A view from Israel: Hubris at the top

Corruption and hubris at the top is damaging and diverts focus from where it is needed.

Barak, Olmert, Ashkenazi 370 (photo credit: Reuters)
Barak, Olmert, Ashkenazi 370
(photo credit: Reuters)
In a fabulous country such as ours, one would suppose its leadership would be focused on existential issues, social concerns or economic stability.
Instead, the country is faced with yet another case of childish foolishness, this time in the top echelons of Israel’s military.
State Comptroller Micha Lindenstrauss issued a draft report on Sunday on the investigation into the so-called “Harpaz document.”
The document was designed to appear as if one of the contenders to become chief of staff, Maj.-Gen. (res.) Yoav Galant, who had been Defense Minister Ehud Barak’s choice to replace chief of staff Gabi Ashkenazi, had ordered it to be drawn up to promote his own candidacy.
In his report, Lindenstrauss apparently suggested that Ashkenazi was linked to efforts to discredit Barak and Galant, but did not directly point a finger at the former IDF chief.
The document was made public in a Channel 2 news report in August 2010. After its release, police learned that Lt. Col. (res.) Boaz Harpaz had allegedly forged the document.
Harpaz, a former intelligence officer and an associate of Ashkenazi, denied accusations by police that he forged the document that detailed plans to damage the reputations of senior IDF officers who were contending for the post of chief of staff.
THE REPORT slammed the conduct of Ashkenazi and also criticized Barak over a disturbing feud that developed between the two most senior defense figures in the country at the time.

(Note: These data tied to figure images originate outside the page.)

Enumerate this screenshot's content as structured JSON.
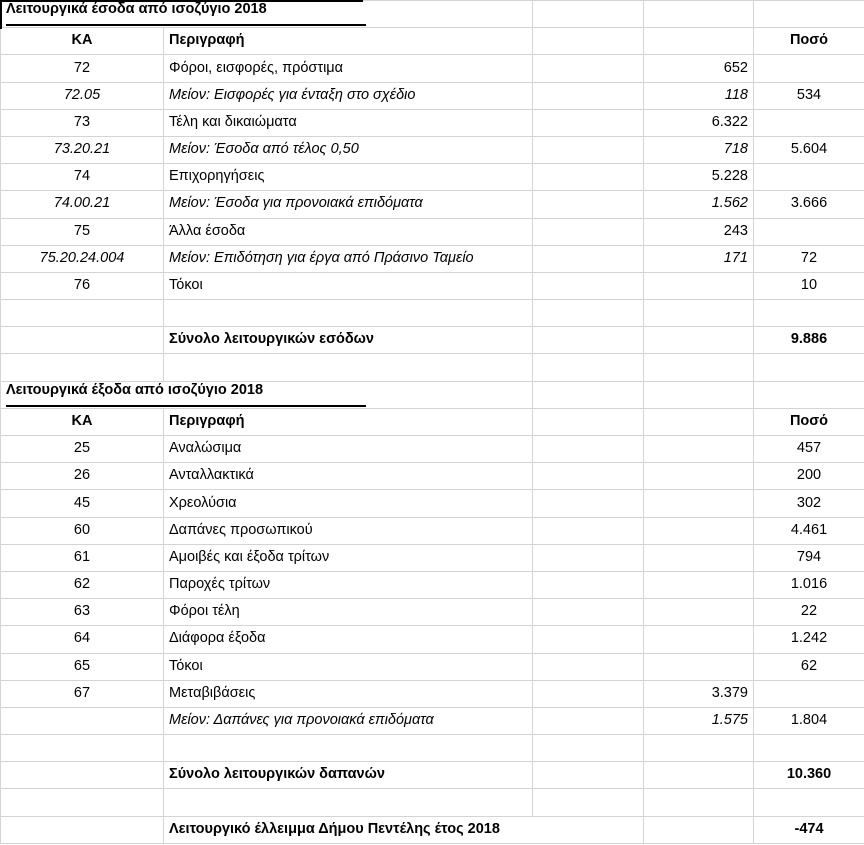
{
  "app": "spreadsheet",
  "colors": {
    "gridline": "#d4d4d4",
    "text": "#000000",
    "title_rule": "#000000",
    "background": "#ffffff"
  },
  "table": {
    "columns": {
      "code": "ΚΑ",
      "description": "Περιγραφή",
      "amount": "Ποσό"
    },
    "rows": [
      {
        "type": "title",
        "text": "Λειτουργικά έσοδα από ισοζύγιο 2018"
      },
      {
        "type": "header",
        "code": "ΚΑ",
        "desc": "Περιγραφή",
        "amount": "Ποσό"
      },
      {
        "type": "item",
        "code": "72",
        "desc": "Φόροι, εισφορές, πρόστιμα",
        "sub": "652",
        "amount": ""
      },
      {
        "type": "minus",
        "code": "72.05",
        "desc": "Μείον: Εισφορές για ένταξη στο σχέδιο",
        "sub": "118",
        "amount": "534"
      },
      {
        "type": "item",
        "code": "73",
        "desc": "Τέλη και δικαιώματα",
        "sub": "6.322",
        "amount": ""
      },
      {
        "type": "minus",
        "code": "73.20.21",
        "desc": "Μείον: Έσοδα από τέλος 0,50",
        "sub": "718",
        "amount": "5.604"
      },
      {
        "type": "item",
        "code": "74",
        "desc": "Επιχορηγήσεις",
        "sub": "5.228",
        "amount": ""
      },
      {
        "type": "minus",
        "code": "74.00.21",
        "desc": "Μείον: Έσοδα για προνοιακά επιδόματα",
        "sub": "1.562",
        "amount": "3.666"
      },
      {
        "type": "item",
        "code": "75",
        "desc": "Άλλα έσοδα",
        "sub": "243",
        "amount": ""
      },
      {
        "type": "minus",
        "code": "75.20.24.004",
        "desc": "Μείον: Επιδότηση για έργα από Πράσινο Ταμείο",
        "sub": "171",
        "amount": "72"
      },
      {
        "type": "item",
        "code": "76",
        "desc": "Τόκοι",
        "sub": "",
        "amount": "10"
      },
      {
        "type": "blank"
      },
      {
        "type": "total",
        "code": "",
        "desc": "Σύνολο λειτουργικών εσόδων",
        "sub": "",
        "amount": "9.886"
      },
      {
        "type": "blank"
      },
      {
        "type": "title",
        "text": "Λειτουργικά έξοδα από ισοζύγιο 2018"
      },
      {
        "type": "header",
        "code": "ΚΑ",
        "desc": "Περιγραφή",
        "amount": "Ποσό"
      },
      {
        "type": "item",
        "code": "25",
        "desc": "Αναλώσιμα",
        "sub": "",
        "amount": "457"
      },
      {
        "type": "item",
        "code": "26",
        "desc": "Ανταλλακτικά",
        "sub": "",
        "amount": "200"
      },
      {
        "type": "item",
        "code": "45",
        "desc": "Χρεολύσια",
        "sub": "",
        "amount": "302"
      },
      {
        "type": "item",
        "code": "60",
        "desc": "Δαπάνες προσωπικού",
        "sub": "",
        "amount": "4.461"
      },
      {
        "type": "item",
        "code": "61",
        "desc": "Αμοιβές και έξοδα τρίτων",
        "sub": "",
        "amount": "794"
      },
      {
        "type": "item",
        "code": "62",
        "desc": "Παροχές τρίτων",
        "sub": "",
        "amount": "1.016"
      },
      {
        "type": "item",
        "code": "63",
        "desc": "Φόροι τέλη",
        "sub": "",
        "amount": "22"
      },
      {
        "type": "item",
        "code": "64",
        "desc": "Διάφορα έξοδα",
        "sub": "",
        "amount": "1.242"
      },
      {
        "type": "item",
        "code": "65",
        "desc": "Τόκοι",
        "sub": "",
        "amount": "62"
      },
      {
        "type": "item",
        "code": "67",
        "desc": "Μεταβιβάσεις",
        "sub": "3.379",
        "amount": ""
      },
      {
        "type": "minus",
        "code": "",
        "desc": "Μείον: Δαπάνες για προνοιακά επιδόματα",
        "sub": "1.575",
        "amount": "1.804"
      },
      {
        "type": "blank"
      },
      {
        "type": "total",
        "code": "",
        "desc": "Σύνολο λειτουργικών δαπανών",
        "sub": "",
        "amount": "10.360"
      },
      {
        "type": "blank"
      },
      {
        "type": "total",
        "merge": true,
        "code": "",
        "desc": "Λειτουργικό έλλειμμα Δήμου Πεντέλης έτος 2018",
        "sub": "",
        "amount": "-474"
      }
    ]
  }
}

The report took Ashkenazi and his bureau to task for allowing Harpaz to become involved in the affairs of the IDF chief of staff, for collecting dirt on Barak and for failing to notify the state comptroller of the fact that Ashkenazi’s bureau had come into possession of the document.

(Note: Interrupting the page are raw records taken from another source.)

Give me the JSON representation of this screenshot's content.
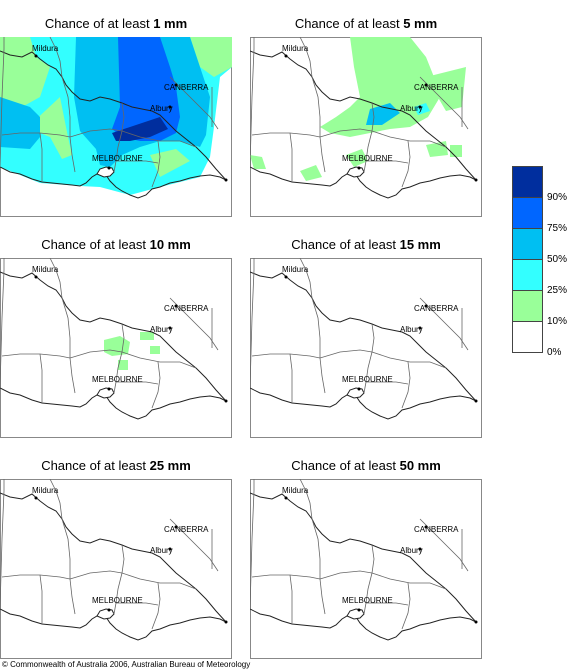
{
  "panels": [
    {
      "prefix": "Chance of at least ",
      "amount": "1 mm"
    },
    {
      "prefix": "Chance of at least ",
      "amount": "5 mm"
    },
    {
      "prefix": "Chance of at least ",
      "amount": "10 mm"
    },
    {
      "prefix": "Chance of at least ",
      "amount": "15 mm"
    },
    {
      "prefix": "Chance of at least ",
      "amount": "25 mm"
    },
    {
      "prefix": "Chance of at least ",
      "amount": "50 mm"
    }
  ],
  "places": {
    "mildura": "Mildura",
    "canberra": "CANBERRA",
    "albury": "Albury",
    "melbourne": "MELBOURNE"
  },
  "legend": {
    "ticks": [
      "90%",
      "75%",
      "50%",
      "25%",
      "10%",
      "0%"
    ],
    "colors": [
      "#002e9e",
      "#0066ff",
      "#00bff2",
      "#33ffff",
      "#99ff99",
      "#ffffff"
    ]
  },
  "copyright": "© Commonwealth of Australia 2006, Australian Bureau of Meteorology"
}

The draft report ignited another war of words between the two men.
Speaking at a ceremony in which a street was named after him in Or Yehuda this week, Ashkenazi said that he made mistakes and the important thing was to learn the report’s lessons so that antagonistic relations between the defense minister and the chief of staff do not develop again in the future.
On Monday, Ashkenazi said he and his family were subject to an “attack campaign.”
In response, Barak said on Tuesday, “The ones who were attacked... by a small group in the IDF leadership are the spirit of the IDF, the values of truth, and command norms. Israeli democracy was attacked, [as was] the sovereignty of the IDF and the subordination of the chief of staff to the chosen defense minister.”
The problem with this story, regardless for the moment of who is responsible, is how the country’s top leadership could even be involved in such a scenario.
How pathetic sounding this must be to outsiders.
The leaders and commanders of the “invincible” IDF can’t even get their act together and get along? And the top contender for the position is caught in a shady move to acquire property illegally? The public does not have time for this nonsense.
Unfortunately, these types of stories should come as no surprise. The global corruption index, while by no means completely reliable, does suggest that Israel could do better. Two years ago, Israel was listed as standing at 30, while last year, it fell to 36.
Among numerous other instances across the leadership level, Galant’s unethical behavior, not to mention former prime minister Ehud Olmert’s involvement in the scandalous Holyland project in Jerusalem, proves that the index has some value to it.
And if the country’s top leadership is indeed corrupt and devoid of morals, are we not placing our trust in the hands of the wrong people? With so many issues to be concerned with, Israel needs to be focused at all times. Internal division, especially at the top, does nothing but destroy the country’s image.
Israel has become a huge kindergarten with bickering adults fighting to be first in line.
Even top US officials have their hiccups but they nip trouble in the bud in order to stay focused on the real concerns at hand. When General Stanley McChrystal was commander of the International Security Assistance Force in Afghanistan, he gave an interview to Rolling Stone magazine. In the subsequent article titled “The runaway general” McChrystal is quoted as mocking senior administration officials including Vice President Joe Biden.
With two major wars being fought at the time, it is hard to imagine that President Barack Obama wanted to deal with a loose-lipped general, let alone fire him.
Yet, that is what he did because Obama was sensible enough to recognize that disrespect and disloyalty at the top, combined with hubris and an inflated ego, is immensely distracting and takes away from the main mission at hand.
And yet, here is Israel, under attack militarily, diplomatically, politically and internally, but instead dealing with frivolous dissent at the decisionmaking level. This is not very comforting.
Perhaps the State Comptroller’s Report will lead to some form of change and perhaps not. Hopefully, it is the former.